28 Jun 2022

Kilkenny retains top ten spot in latest IBAL litter survey

Kilkenny retains top ten spot in latest IBAL litter survey

The River Nore flowing through Kilkenny

The latest survey by Irish Business Against Litter (IBAL) shows Kilkenny retaining its 'Cleaner than European Norms' status, rising to 8th in the ranking of 40 towns and cities. 

The An Taisce report acknoweldged the fact that Kilkenny is consistently high-ranking and noted that this 'takes a lot of work on the part of many within the community'. 

"All approach roads got the top litter grade, creating a positive first impression," the report stated. 

"This high standard was maintained for many of the remaining sites surveyed, including the Train Station (Exterior and Interior), the Riverside Walk and Parliament Street – the latter scored well, despite plenty of activity within."

The study reveals PPE litter is on the decrease, but the prevalence of coffee cups on our streets warrants action such as a levy, according to IBAL.

Two-thirds of the 40 towns and cities surveyed were found to be clean, among them Naas, which retained its position atop the rankings.

Overall litter levels showed a decrease on last year, with a dramatic fall of 50% in the number of sites within towns deemed to be ‘litter blackspots’.

The prevalence of PPE masks fell sharply compared to the previous survey, present in 17% of sites examined, compared to 32% in 2021.

There was also a fall-off in alcohol-related litter, which contributed to an improvement in the state of public parks, 80% of which were clean.

Recycle centres were also cleaner. However, coffee cup litter remained high, evident in one quarter of all sites surveyed. 

“The findings bear out the need for action on coffee cups,” contends IBAL spokesperson Conor Horgan.

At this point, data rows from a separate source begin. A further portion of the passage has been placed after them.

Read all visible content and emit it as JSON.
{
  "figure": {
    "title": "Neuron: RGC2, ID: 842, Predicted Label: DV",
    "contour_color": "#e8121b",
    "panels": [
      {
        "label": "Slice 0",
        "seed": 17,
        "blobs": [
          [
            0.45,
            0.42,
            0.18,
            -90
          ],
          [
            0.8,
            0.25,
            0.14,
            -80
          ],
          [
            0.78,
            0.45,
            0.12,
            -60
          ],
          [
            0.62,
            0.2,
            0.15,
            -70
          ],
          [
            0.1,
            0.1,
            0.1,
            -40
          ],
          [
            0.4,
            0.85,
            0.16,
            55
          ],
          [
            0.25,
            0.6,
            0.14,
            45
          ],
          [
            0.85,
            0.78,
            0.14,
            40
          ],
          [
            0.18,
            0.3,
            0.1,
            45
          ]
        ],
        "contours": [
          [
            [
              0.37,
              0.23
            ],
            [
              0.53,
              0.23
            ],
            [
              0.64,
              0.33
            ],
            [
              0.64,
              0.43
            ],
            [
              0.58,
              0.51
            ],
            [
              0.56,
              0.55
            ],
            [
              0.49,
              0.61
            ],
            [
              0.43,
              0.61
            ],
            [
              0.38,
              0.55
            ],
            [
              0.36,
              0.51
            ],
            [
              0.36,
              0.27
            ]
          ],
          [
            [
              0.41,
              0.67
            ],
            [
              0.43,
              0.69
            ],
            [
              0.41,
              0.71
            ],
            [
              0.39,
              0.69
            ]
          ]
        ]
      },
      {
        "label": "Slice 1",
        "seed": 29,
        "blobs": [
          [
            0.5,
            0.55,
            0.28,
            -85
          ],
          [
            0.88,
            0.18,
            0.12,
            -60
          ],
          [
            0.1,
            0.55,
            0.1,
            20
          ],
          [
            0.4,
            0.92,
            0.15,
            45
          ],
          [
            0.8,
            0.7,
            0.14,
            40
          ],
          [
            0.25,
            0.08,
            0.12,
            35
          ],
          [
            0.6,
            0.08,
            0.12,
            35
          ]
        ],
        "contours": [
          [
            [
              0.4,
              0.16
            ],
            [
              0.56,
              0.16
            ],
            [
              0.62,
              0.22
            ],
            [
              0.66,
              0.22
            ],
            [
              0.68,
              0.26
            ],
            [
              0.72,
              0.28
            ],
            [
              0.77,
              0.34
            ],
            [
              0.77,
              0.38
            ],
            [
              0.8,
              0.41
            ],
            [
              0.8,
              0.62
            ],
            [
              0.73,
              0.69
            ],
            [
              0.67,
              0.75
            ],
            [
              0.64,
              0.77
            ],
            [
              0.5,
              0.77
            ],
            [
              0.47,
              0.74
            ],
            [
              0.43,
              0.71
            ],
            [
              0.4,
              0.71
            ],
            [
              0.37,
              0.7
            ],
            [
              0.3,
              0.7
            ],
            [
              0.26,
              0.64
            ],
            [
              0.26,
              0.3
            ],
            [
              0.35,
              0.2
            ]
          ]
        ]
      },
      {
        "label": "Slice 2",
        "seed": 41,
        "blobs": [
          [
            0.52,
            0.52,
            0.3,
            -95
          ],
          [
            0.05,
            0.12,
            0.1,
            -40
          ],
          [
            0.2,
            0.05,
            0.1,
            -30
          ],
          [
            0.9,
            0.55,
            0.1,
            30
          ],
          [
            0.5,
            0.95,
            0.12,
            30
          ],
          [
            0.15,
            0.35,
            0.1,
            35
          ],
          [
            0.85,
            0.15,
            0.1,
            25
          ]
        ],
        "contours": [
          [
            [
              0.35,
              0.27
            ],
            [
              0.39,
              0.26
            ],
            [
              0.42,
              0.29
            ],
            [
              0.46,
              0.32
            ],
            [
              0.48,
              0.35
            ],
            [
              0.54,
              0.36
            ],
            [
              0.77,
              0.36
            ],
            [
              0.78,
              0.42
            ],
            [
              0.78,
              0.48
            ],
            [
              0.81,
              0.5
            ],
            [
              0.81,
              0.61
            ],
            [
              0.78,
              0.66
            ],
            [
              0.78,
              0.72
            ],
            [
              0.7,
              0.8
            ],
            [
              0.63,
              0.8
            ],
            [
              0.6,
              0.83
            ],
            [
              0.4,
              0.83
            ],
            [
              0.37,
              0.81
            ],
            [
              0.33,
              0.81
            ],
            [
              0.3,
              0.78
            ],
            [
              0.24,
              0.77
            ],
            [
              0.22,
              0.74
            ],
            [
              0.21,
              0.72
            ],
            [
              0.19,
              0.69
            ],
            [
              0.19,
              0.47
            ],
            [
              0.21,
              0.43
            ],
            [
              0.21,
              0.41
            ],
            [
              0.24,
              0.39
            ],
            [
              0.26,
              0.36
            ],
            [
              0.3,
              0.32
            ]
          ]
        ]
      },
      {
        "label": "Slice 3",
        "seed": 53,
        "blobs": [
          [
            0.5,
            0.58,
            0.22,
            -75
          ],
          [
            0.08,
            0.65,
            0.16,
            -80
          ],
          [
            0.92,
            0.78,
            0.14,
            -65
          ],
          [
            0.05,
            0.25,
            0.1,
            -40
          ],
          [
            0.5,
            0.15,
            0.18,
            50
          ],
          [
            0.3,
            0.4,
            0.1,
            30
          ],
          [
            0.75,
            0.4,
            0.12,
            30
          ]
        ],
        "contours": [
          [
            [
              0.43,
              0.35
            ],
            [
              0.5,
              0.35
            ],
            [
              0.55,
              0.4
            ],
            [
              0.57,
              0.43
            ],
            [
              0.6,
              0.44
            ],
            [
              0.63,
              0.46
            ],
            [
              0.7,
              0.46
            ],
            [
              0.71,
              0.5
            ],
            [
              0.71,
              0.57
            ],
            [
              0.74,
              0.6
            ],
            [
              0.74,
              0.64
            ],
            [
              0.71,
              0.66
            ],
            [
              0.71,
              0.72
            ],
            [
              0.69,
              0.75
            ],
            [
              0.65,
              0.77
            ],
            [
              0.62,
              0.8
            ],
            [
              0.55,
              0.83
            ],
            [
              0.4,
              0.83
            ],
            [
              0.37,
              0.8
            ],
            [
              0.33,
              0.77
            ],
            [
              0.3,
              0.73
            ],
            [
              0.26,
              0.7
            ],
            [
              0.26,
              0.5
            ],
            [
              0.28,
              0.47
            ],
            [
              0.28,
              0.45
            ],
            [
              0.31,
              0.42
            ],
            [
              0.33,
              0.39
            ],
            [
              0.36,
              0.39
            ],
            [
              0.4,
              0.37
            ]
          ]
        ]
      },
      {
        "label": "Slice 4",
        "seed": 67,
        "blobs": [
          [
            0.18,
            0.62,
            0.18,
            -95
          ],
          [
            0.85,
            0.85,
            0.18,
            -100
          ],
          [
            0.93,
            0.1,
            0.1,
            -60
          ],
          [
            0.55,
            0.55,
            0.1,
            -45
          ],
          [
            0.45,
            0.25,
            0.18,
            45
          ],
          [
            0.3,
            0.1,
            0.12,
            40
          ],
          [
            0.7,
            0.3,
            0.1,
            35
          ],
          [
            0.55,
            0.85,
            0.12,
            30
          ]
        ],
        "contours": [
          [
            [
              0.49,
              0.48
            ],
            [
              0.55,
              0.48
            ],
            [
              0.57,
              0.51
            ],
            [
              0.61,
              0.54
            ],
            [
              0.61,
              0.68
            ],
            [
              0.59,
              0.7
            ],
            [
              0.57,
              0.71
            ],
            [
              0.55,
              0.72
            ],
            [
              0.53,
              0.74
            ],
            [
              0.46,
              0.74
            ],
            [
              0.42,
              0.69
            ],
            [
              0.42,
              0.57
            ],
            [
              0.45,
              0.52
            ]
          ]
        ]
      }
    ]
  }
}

“We must disincentivise the use of paper cups – even compostable or recyclable ones – as too many of them are ending up on the ground. In the light of our survey, the Government move towards a levy makes a lot of sense.”

The survey suggests that Ireland is seeing a return to normality post-Covid.

“With cleaning schedules back to normal, less PPE litter and less alcohol consumption outdoors, litter levels have fallen," Horgan added.

"However, despite improvements, the centres of our main cities are still littered at a time when we are welcoming our peak tourist numbers. There is a price to be paid for that."